Em pé, de novo em frente ao espelho, e com a ajuda da mulher removeram os dois curativos. Mesmo de olhos fechados sentiu a intensa claridade. Tentou se habituar até que, abrindo, viu nitidamente seu reflexo, o de sua mulher e de mais duas figuras esquisitas ao seu lado. Olhou para trás, para os lados e só estavam os dois: ele e sua mulher. No espelho, quatro.
(continua)

Facectomia com implante de lente intraocular duplo
Parte 2

Tudo começou algum tempo antes quando finalmente decidiu-se a fazer a tal operação de catarata tantas vezes adiada, apesar de necessária. Os amigos falavam mil maravilhas sobre o depois. Viam tudo em HD. Não só a TV. Após a consulta, os trâmites burocráticos com o plano de saúde, mais consultas para determinar que tipo de lente, as datas marcadas. No início do mês seguinte operaria o olho direito em uma segunda feira e, duas semanas depois, o esquerdo. Tempo necessário para que tudo ficasse sob controle.

Só que... Uma viagem, que achava descartada, voltou à baila. Oportunidade única. Convite para ser um dos palestrantes na Real Sociedade Britânica para Estudos Extraterrenos, em Londres. Tudo pago. Viagem, estadia de uma semana com direito a acompanhante. Imperdível. Mas seria exatamente quando estaria se recuperando da segunda cirurgia. Não dava. Tinha duas opções: transferir para o seu retorno ou tentar fazer as duas vistas em um só dia. A primeira opção implicaria em uma tremenda mão de obra burocrática com o plano de saúde – que era dos bem complicadinhos, cheio de chicanas –, e que fatalmente o faria adiar, mais uma vez, indefinidamente. A segunda opção era desaconselhável. Mesmo com toda a modernidade. Além de demandar mais tempo de cirurgia.

Com um bom papo conseguiu que o Dr. Jay abrisse uma exceção colocando-o em um horário duplo, pela manhã, devido ao cancelamento de um dos pacientes. Cirurgia marcada, cirurgia executada com sucesso. Meia hora depois da recuperação da anestesia (viva os anestesistas), um café com bolachas, e estava a caminho de casa com uma fome de anteontem.
Pausa.

Facectomia com implante de lente intraocular duplo
Parte 3
Telefonaram para a emergência da clínica, pegaram um taxi na porta de casa e foram para lá imediatamente, sem que trocassem uma palavra sequer.
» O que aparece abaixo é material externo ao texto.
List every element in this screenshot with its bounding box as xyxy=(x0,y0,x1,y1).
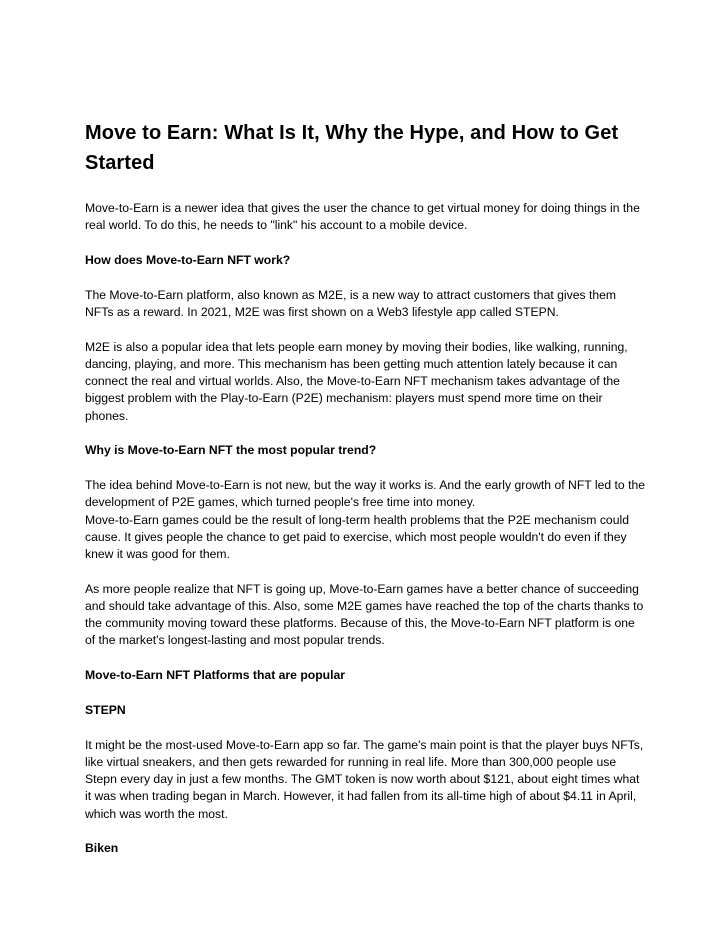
paragraph-nft-growth: As more people realize that NFT is going up, Move-to-Earn games have a better chance of succeeding and should take advantage of this. Also, some M2E games have reached the top of the charts thanks to the community moving toward these platforms. Because of this, the Move-to-Earn NFT platform is one of the market's longest-lasting and most popular trends. xyxy=(85,581,644,648)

Foram atendidos prontamente e, com o auxílio de uma enfermeira, dirigiu-se para a ante sala do Centro Cirúrgico. Não foi preciso trocar de roupa. Dr. Jay tinha acabado uma das cirurgias da tarde e relaxava um pouco. Logo estava ao seu lado e removeu cuidadosamente os curativos, um a um, pedindo para manter os olhos fechados e colocando as palmas das mãos sobre as pálpebras, mantendo um pouco da escuridão. Deu um tempo e pediu para remover as mãos e abrir os olhos.

Na sua frente, com todas as claridades e efeitos luminosos e de cores sob controle, uma figura que o levou a lembrar do Contatos Imediatos. Ou, com boa vontade, o ET de Varginha. Os dois deram uma boa risada, se abraçaram e começaram a trocar ideias sobre a viagem. Dr. Jay também estaria lá.